Photo empruntée à : https://www.lavocedeltrentino.it/2020/06/25/abbattimento-orso-insorgono-le-associazioni-animaliste
En 2019 l’ours M49 a été protagoniste de 44 attaques : 26
étables, 11 ruches, 7 maisons. Il a dépecé 13 vaches , 7 chevaux, 17 moutons et chèvres, 3 poules, tout en blessant d’autres animaux dans la province de
Trento. De quoi mettre de l’ambiance dans la verdure monotone des vallées alpines.
Dans mon post du 17 octobre je
parlais de l’ambiguïté des appels au progrès moral qui nourrissent le débat animalitaire. Si j’insiste comme un obsédé
sur ce point, c’est que, bien que les enjeux soient primordiaux (la respectabilité
du citoyen, sa légitimité sociale,
son « rang »)*, cette ambiguïté fait l’objet d’un refoulement
collectif **. Le raisonnement est
pourtant très simple : où est
passée la violence qui trouvait son expression dans la chasse, dans la corrida
et dans les autres folk games qui
avaient pour victimes des bêtes innocentes ? Elle n’a pas disparu, elle s’est juste déplacée. Elle prend
la forme d’un lynchage moral à l’adresse des catégories qui n’ont pas intégré le
nouveau paradigme (les catégories qui continuent de pratiquer la mise à mort
des animaux sans la déléguer aux autres***). Elle joue sur l’indignation pour disséminer partout des
images sanglantes qui restaient associées, autrefois, à des lieux et à des moments spécifiques.
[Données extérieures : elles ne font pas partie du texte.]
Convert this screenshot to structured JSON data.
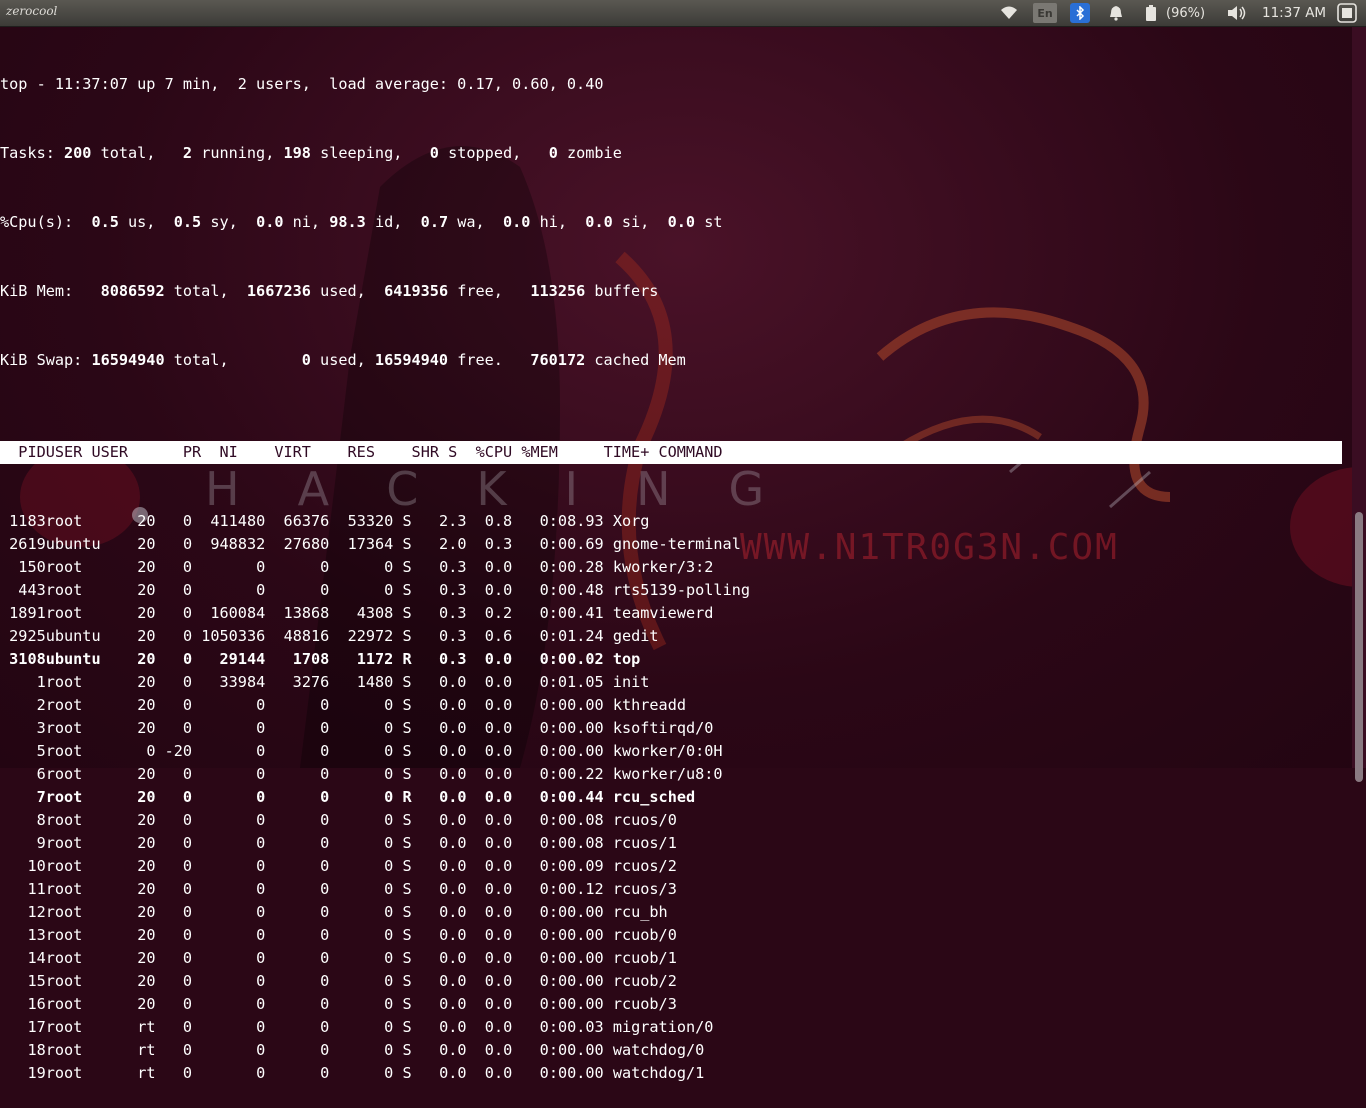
{
  "panel": {
    "title": "zerocool",
    "keyboard_label": "En",
    "battery_label": "(96%)",
    "clock": "11:37 AM",
    "icons": [
      "wifi-icon",
      "bluetooth-icon",
      "bell-icon",
      "battery-icon",
      "volume-icon",
      "power-icon"
    ]
  },
  "wallpaper": {
    "banner": "HACKING",
    "site": "WWW.N1TR0G3N.COM"
  },
  "summary": {
    "line1": "top - 11:37:07 up 7 min,  2 users,  load average: 0.17, 0.60, 0.40",
    "tasks": [
      "Tasks: ",
      "200",
      " total,   ",
      "2",
      " running, ",
      "198",
      " sleeping,   ",
      "0",
      " stopped,   ",
      "0",
      " zombie"
    ],
    "cpu": [
      "%Cpu(s):  ",
      "0.5",
      " us,  ",
      "0.5",
      " sy,  ",
      "0.0",
      " ni, ",
      "98.3",
      " id,  ",
      "0.7",
      " wa,  ",
      "0.0",
      " hi,  ",
      "0.0",
      " si,  ",
      "0.0",
      " st"
    ],
    "mem": [
      "KiB Mem:   ",
      "8086592",
      " total,  ",
      "1667236",
      " used,  ",
      "6419356",
      " free,   ",
      "113256",
      " buffers"
    ],
    "swap": [
      "KiB Swap: ",
      "16594940",
      " total,        ",
      "0",
      " used, ",
      "16594940",
      " free.   ",
      "760172",
      " cached Mem"
    ]
  },
  "columns": [
    "PID",
    "USER",
    "PR",
    "NI",
    "VIRT",
    "RES",
    "SHR",
    "S",
    "%CPU",
    "%MEM",
    "TIME+",
    "COMMAND"
  ],
  "processes": [
    {
      "pid": "1183",
      "user": "root",
      "pr": "20",
      "ni": "0",
      "virt": "411480",
      "res": "66376",
      "shr": "53320",
      "s": "S",
      "cpu": "2.3",
      "mem": "0.8",
      "time": "0:08.93",
      "cmd": "Xorg"
    },
    {
      "pid": "2619",
      "user": "ubuntu",
      "pr": "20",
      "ni": "0",
      "virt": "948832",
      "res": "27680",
      "shr": "17364",
      "s": "S",
      "cpu": "2.0",
      "mem": "0.3",
      "time": "0:00.69",
      "cmd": "gnome-terminal"
    },
    {
      "pid": "150",
      "user": "root",
      "pr": "20",
      "ni": "0",
      "virt": "0",
      "res": "0",
      "shr": "0",
      "s": "S",
      "cpu": "0.3",
      "mem": "0.0",
      "time": "0:00.28",
      "cmd": "kworker/3:2"
    },
    {
      "pid": "443",
      "user": "root",
      "pr": "20",
      "ni": "0",
      "virt": "0",
      "res": "0",
      "shr": "0",
      "s": "S",
      "cpu": "0.3",
      "mem": "0.0",
      "time": "0:00.48",
      "cmd": "rts5139-polling"
    },
    {
      "pid": "1891",
      "user": "root",
      "pr": "20",
      "ni": "0",
      "virt": "160084",
      "res": "13868",
      "shr": "4308",
      "s": "S",
      "cpu": "0.3",
      "mem": "0.2",
      "time": "0:00.41",
      "cmd": "teamviewerd"
    },
    {
      "pid": "2925",
      "user": "ubuntu",
      "pr": "20",
      "ni": "0",
      "virt": "1050336",
      "res": "48816",
      "shr": "22972",
      "s": "S",
      "cpu": "0.3",
      "mem": "0.6",
      "time": "0:01.24",
      "cmd": "gedit"
    },
    {
      "pid": "3108",
      "user": "ubuntu",
      "pr": "20",
      "ni": "0",
      "virt": "29144",
      "res": "1708",
      "shr": "1172",
      "s": "R",
      "cpu": "0.3",
      "mem": "0.0",
      "time": "0:00.02",
      "cmd": "top",
      "bold": true
    },
    {
      "pid": "1",
      "user": "root",
      "pr": "20",
      "ni": "0",
      "virt": "33984",
      "res": "3276",
      "shr": "1480",
      "s": "S",
      "cpu": "0.0",
      "mem": "0.0",
      "time": "0:01.05",
      "cmd": "init"
    },
    {
      "pid": "2",
      "user": "root",
      "pr": "20",
      "ni": "0",
      "virt": "0",
      "res": "0",
      "shr": "0",
      "s": "S",
      "cpu": "0.0",
      "mem": "0.0",
      "time": "0:00.00",
      "cmd": "kthreadd"
    },
    {
      "pid": "3",
      "user": "root",
      "pr": "20",
      "ni": "0",
      "virt": "0",
      "res": "0",
      "shr": "0",
      "s": "S",
      "cpu": "0.0",
      "mem": "0.0",
      "time": "0:00.00",
      "cmd": "ksoftirqd/0"
    },
    {
      "pid": "5",
      "user": "root",
      "pr": "0",
      "ni": "-20",
      "virt": "0",
      "res": "0",
      "shr": "0",
      "s": "S",
      "cpu": "0.0",
      "mem": "0.0",
      "time": "0:00.00",
      "cmd": "kworker/0:0H"
    },
    {
      "pid": "6",
      "user": "root",
      "pr": "20",
      "ni": "0",
      "virt": "0",
      "res": "0",
      "shr": "0",
      "s": "S",
      "cpu": "0.0",
      "mem": "0.0",
      "time": "0:00.22",
      "cmd": "kworker/u8:0"
    },
    {
      "pid": "7",
      "user": "root",
      "pr": "20",
      "ni": "0",
      "virt": "0",
      "res": "0",
      "shr": "0",
      "s": "R",
      "cpu": "0.0",
      "mem": "0.0",
      "time": "0:00.44",
      "cmd": "rcu_sched",
      "bold": true
    },
    {
      "pid": "8",
      "user": "root",
      "pr": "20",
      "ni": "0",
      "virt": "0",
      "res": "0",
      "shr": "0",
      "s": "S",
      "cpu": "0.0",
      "mem": "0.0",
      "time": "0:00.08",
      "cmd": "rcuos/0"
    },
    {
      "pid": "9",
      "user": "root",
      "pr": "20",
      "ni": "0",
      "virt": "0",
      "res": "0",
      "shr": "0",
      "s": "S",
      "cpu": "0.0",
      "mem": "0.0",
      "time": "0:00.08",
      "cmd": "rcuos/1"
    },
    {
      "pid": "10",
      "user": "root",
      "pr": "20",
      "ni": "0",
      "virt": "0",
      "res": "0",
      "shr": "0",
      "s": "S",
      "cpu": "0.0",
      "mem": "0.0",
      "time": "0:00.09",
      "cmd": "rcuos/2"
    },
    {
      "pid": "11",
      "user": "root",
      "pr": "20",
      "ni": "0",
      "virt": "0",
      "res": "0",
      "shr": "0",
      "s": "S",
      "cpu": "0.0",
      "mem": "0.0",
      "time": "0:00.12",
      "cmd": "rcuos/3"
    },
    {
      "pid": "12",
      "user": "root",
      "pr": "20",
      "ni": "0",
      "virt": "0",
      "res": "0",
      "shr": "0",
      "s": "S",
      "cpu": "0.0",
      "mem": "0.0",
      "time": "0:00.00",
      "cmd": "rcu_bh"
    },
    {
      "pid": "13",
      "user": "root",
      "pr": "20",
      "ni": "0",
      "virt": "0",
      "res": "0",
      "shr": "0",
      "s": "S",
      "cpu": "0.0",
      "mem": "0.0",
      "time": "0:00.00",
      "cmd": "rcuob/0"
    },
    {
      "pid": "14",
      "user": "root",
      "pr": "20",
      "ni": "0",
      "virt": "0",
      "res": "0",
      "shr": "0",
      "s": "S",
      "cpu": "0.0",
      "mem": "0.0",
      "time": "0:00.00",
      "cmd": "rcuob/1"
    },
    {
      "pid": "15",
      "user": "root",
      "pr": "20",
      "ni": "0",
      "virt": "0",
      "res": "0",
      "shr": "0",
      "s": "S",
      "cpu": "0.0",
      "mem": "0.0",
      "time": "0:00.00",
      "cmd": "rcuob/2"
    },
    {
      "pid": "16",
      "user": "root",
      "pr": "20",
      "ni": "0",
      "virt": "0",
      "res": "0",
      "shr": "0",
      "s": "S",
      "cpu": "0.0",
      "mem": "0.0",
      "time": "0:00.00",
      "cmd": "rcuob/3"
    },
    {
      "pid": "17",
      "user": "root",
      "pr": "rt",
      "ni": "0",
      "virt": "0",
      "res": "0",
      "shr": "0",
      "s": "S",
      "cpu": "0.0",
      "mem": "0.0",
      "time": "0:00.03",
      "cmd": "migration/0"
    },
    {
      "pid": "18",
      "user": "root",
      "pr": "rt",
      "ni": "0",
      "virt": "0",
      "res": "0",
      "shr": "0",
      "s": "S",
      "cpu": "0.0",
      "mem": "0.0",
      "time": "0:00.00",
      "cmd": "watchdog/0"
    },
    {
      "pid": "19",
      "user": "root",
      "pr": "rt",
      "ni": "0",
      "virt": "0",
      "res": "0",
      "shr": "0",
      "s": "S",
      "cpu": "0.0",
      "mem": "0.0",
      "time": "0:00.00",
      "cmd": "watchdog/1"
    }
  ]
}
Elle
s’exprime – et c’est encore par délégation - dans l’action des grands
prédateurs qui font couler le sang
dans des circonstances éthiquement irréprochables.
Dans Faut qu’ça saigne j’écris :
« Mais si cette saignée périodique de bêtes innocentes remplit des
fonctions pharmacologiques, peut-on vraiment s’en priver ? Peut-on renoncer
à l’efficacité symbolique assurée par un « vrai mort », un mort en chair et en
os, pour se contenter de sa copie ? En d’ autres termes, comment conserver le
rôle cathartique du massacre des innocents assuré par les chasseurs sans
octroyer à ces derniers le droit de tuer ? Rien de plus simple : en déléguant à
d’ autres la fonction sacrificielle »****.
* La facilité
avec laquelle n’importe quel
« zoophile » improvisé peut aujourd'hui délégitimer des personnes parfaitement
raisonnables en les qualifiant de
« stupides » et d’ « arriérés » pose des questions éthiques qu’il serait temps de débattre.
** Je rappelle l’existence, à côté des enjeux animalitaires,
d’enjeux personnels, de pouvoir ou économiques, dont les animaux ne sont que le
prétexte.
*** Celles qui ne cachent pas le drame objectif de la mort
animale en le réduisant à une question de « bonne » et de
« mauvaise » mort.
**** Faut qu'ça saigne.
Écologie, religion, sacrifice, Éditions Dépaysage, 2020. L’insistance sur
cette ambiguïté, à l’époque où l’amour pour les animaux est devenu un devoir et
un status symbol, rend ce livre
imprésentable ou, plus précisément, « immonde » au sens étymologique.